Si le Sénat est une institution jeune, son potentiel politique est immense. En y entrant, Boni Yayi s’offre une tribune nationale d’un tout autre calibre que celle qu’il s'offrirait par de simples déclarations médiatiques. Ce positionnement est d’autant plus stratégique que l’ancien chef de l’État justifie son revirement par la nécessité de "préserver des espaces de dialogue". Le Sénat devient alors, dans son esprit, une chambre d’enregistrement des préoccupations citoyennes et un rempart contre la crispation, le cas échéant, du débat public. Toutefois, cette vision idyllique se heurte à une réalité.
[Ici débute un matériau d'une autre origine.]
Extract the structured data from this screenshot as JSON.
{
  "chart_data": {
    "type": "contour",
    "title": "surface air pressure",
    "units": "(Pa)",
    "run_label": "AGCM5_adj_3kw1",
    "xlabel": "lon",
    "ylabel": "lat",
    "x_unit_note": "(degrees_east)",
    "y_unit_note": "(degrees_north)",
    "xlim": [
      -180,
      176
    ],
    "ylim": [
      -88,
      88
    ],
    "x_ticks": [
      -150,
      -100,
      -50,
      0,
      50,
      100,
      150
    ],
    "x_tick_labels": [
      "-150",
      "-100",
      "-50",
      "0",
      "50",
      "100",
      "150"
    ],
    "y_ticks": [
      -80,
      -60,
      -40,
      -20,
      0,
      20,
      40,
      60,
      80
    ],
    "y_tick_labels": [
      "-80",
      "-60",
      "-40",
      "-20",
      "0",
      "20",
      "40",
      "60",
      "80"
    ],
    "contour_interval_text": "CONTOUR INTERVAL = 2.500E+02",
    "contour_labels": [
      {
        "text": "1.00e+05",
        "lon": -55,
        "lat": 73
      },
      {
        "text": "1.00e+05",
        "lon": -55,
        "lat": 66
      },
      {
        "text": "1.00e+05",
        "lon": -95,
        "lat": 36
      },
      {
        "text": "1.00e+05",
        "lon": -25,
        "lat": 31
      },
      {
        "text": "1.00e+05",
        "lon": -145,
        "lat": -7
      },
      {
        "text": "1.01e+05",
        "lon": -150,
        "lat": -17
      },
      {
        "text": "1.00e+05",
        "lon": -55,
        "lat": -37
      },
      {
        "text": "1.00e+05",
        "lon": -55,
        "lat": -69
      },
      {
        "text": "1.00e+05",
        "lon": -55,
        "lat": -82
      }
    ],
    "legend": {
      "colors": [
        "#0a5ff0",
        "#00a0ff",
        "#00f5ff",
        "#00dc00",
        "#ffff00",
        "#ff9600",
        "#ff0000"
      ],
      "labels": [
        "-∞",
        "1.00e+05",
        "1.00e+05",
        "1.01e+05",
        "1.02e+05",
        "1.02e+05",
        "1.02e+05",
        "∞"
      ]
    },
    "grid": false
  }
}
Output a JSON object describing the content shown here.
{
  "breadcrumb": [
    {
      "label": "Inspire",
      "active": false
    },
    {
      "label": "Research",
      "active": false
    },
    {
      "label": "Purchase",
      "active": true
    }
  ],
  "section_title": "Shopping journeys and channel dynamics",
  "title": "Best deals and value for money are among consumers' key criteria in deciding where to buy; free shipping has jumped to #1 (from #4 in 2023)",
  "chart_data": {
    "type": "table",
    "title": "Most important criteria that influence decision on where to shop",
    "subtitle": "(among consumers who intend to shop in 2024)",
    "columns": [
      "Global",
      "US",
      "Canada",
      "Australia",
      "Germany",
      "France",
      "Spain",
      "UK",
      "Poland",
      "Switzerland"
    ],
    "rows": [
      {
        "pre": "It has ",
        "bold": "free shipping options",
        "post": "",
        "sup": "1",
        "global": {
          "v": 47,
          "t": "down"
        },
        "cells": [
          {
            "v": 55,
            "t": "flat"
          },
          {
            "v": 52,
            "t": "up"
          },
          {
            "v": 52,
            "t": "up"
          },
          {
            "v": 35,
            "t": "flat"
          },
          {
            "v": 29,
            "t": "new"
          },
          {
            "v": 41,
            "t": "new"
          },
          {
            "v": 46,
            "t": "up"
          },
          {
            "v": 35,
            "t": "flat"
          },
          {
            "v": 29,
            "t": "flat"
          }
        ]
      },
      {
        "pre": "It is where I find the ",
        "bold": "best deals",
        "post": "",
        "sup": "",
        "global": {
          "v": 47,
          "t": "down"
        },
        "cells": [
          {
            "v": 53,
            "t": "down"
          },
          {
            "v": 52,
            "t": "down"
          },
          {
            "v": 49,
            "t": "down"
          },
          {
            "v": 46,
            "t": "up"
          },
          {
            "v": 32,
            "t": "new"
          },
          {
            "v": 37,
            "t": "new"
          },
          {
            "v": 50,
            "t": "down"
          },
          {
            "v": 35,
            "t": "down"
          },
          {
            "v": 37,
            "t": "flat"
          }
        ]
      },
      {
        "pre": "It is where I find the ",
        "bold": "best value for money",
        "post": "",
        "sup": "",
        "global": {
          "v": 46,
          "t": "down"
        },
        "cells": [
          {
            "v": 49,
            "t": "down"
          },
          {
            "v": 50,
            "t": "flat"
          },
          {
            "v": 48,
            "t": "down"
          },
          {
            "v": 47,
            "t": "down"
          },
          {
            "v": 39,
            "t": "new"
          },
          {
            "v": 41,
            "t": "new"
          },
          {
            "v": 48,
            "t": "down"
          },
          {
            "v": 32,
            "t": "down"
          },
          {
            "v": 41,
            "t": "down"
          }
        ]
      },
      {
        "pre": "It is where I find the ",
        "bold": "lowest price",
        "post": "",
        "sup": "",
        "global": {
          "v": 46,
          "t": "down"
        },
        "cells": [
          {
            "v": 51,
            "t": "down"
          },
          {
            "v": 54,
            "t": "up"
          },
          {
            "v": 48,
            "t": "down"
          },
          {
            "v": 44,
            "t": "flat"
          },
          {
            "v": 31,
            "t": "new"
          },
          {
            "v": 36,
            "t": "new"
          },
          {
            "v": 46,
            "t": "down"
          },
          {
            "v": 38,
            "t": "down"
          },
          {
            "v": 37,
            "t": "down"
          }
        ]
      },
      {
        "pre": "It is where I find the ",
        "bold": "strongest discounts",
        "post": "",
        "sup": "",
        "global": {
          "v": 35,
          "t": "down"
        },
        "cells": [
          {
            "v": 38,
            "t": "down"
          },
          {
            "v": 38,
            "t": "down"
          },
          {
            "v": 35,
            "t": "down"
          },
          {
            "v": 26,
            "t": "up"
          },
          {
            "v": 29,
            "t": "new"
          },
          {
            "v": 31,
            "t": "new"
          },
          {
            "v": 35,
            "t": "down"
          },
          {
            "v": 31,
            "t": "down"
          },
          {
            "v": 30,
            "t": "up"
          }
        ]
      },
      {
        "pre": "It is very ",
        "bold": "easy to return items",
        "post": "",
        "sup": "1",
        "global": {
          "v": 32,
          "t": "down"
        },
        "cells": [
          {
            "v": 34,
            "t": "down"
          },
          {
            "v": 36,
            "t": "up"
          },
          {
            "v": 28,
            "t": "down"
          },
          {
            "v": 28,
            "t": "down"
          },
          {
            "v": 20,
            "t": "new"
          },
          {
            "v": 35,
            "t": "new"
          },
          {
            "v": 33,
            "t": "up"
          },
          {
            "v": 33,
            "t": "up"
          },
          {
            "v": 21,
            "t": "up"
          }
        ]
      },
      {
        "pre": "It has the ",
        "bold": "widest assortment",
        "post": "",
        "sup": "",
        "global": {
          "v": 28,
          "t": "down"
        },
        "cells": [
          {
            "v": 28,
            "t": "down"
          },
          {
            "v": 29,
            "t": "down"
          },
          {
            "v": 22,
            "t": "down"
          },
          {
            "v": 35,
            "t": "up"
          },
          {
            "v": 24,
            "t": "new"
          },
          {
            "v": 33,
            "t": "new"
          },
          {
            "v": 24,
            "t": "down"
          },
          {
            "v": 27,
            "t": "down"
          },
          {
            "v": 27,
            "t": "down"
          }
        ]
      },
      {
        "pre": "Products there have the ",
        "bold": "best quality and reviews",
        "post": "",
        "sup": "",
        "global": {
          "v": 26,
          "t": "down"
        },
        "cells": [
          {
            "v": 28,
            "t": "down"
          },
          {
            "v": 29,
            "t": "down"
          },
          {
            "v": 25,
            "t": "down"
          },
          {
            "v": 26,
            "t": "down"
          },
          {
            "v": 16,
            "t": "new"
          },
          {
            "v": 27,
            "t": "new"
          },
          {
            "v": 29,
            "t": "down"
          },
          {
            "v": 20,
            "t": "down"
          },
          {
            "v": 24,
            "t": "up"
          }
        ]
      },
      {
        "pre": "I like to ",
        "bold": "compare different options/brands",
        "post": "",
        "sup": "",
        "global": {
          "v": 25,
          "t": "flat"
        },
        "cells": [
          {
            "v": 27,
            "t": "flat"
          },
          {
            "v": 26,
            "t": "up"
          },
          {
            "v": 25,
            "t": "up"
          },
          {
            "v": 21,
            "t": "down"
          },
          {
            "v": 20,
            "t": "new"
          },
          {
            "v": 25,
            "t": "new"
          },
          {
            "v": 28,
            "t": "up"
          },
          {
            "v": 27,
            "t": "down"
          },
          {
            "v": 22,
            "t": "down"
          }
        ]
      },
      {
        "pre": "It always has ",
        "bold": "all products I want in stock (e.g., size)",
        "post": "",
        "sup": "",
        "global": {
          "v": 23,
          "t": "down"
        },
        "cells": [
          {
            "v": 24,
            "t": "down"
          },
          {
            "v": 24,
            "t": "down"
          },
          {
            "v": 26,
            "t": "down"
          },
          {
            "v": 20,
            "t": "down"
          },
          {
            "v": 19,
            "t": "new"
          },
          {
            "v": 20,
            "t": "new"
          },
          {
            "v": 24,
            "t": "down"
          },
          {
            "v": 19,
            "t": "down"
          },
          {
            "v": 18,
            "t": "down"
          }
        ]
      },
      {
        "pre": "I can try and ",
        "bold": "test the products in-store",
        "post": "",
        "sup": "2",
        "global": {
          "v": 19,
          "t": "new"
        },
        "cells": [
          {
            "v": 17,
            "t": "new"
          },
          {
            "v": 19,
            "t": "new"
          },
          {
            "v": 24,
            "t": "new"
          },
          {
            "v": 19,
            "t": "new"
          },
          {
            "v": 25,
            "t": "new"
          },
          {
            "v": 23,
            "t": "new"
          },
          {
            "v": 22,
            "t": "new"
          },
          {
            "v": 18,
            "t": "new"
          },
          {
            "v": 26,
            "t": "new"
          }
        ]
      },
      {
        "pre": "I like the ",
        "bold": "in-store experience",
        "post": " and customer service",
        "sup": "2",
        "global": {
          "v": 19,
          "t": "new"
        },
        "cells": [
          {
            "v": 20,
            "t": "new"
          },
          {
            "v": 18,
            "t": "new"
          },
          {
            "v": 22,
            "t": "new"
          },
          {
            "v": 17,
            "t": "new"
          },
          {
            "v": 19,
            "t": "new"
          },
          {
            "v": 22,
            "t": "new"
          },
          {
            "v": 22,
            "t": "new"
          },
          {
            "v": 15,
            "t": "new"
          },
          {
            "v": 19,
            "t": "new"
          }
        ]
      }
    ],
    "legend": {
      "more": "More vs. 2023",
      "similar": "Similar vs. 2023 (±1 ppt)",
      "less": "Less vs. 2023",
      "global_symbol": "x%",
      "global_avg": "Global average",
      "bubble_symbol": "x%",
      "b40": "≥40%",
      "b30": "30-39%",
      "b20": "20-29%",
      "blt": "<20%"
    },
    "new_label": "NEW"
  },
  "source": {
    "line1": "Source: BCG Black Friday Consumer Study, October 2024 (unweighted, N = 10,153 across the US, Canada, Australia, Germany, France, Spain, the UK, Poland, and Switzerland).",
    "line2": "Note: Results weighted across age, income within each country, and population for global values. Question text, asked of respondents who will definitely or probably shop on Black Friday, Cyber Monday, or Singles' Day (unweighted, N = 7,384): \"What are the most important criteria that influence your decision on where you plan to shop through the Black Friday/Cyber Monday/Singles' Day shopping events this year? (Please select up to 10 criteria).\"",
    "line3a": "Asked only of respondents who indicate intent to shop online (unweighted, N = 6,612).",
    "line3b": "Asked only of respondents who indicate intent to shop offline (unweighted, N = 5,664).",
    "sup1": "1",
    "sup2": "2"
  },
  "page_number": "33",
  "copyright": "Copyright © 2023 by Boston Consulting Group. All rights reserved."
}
Une institution ne devient un lieu de dialogue que si les acteurs politiques acceptent collectivement de s’y soumettre aux règles du compromis. Boni Yayi restera-t-il dans cette logique pour faire avancer les débats  ?

En terminant son message sur un appel solennel à la prière pour la paix, la justice et la sécurité, Boni Yayi esquisse une sortie par le haut, en conviant la nation à une sorte de sursaut moral. Cette invocation traduit peut-être aussi sa conscience aiguë des défis qui l’attendent au sein d’une institution qu’il devra contribuer à définir. Car si le doute sur sa présence est quelque peu levé, celui sur l’efficacité réelle de son action au Sénat demeure entier. Entre figure de proue de l’opposition et sage de la République, le chemin est étroit.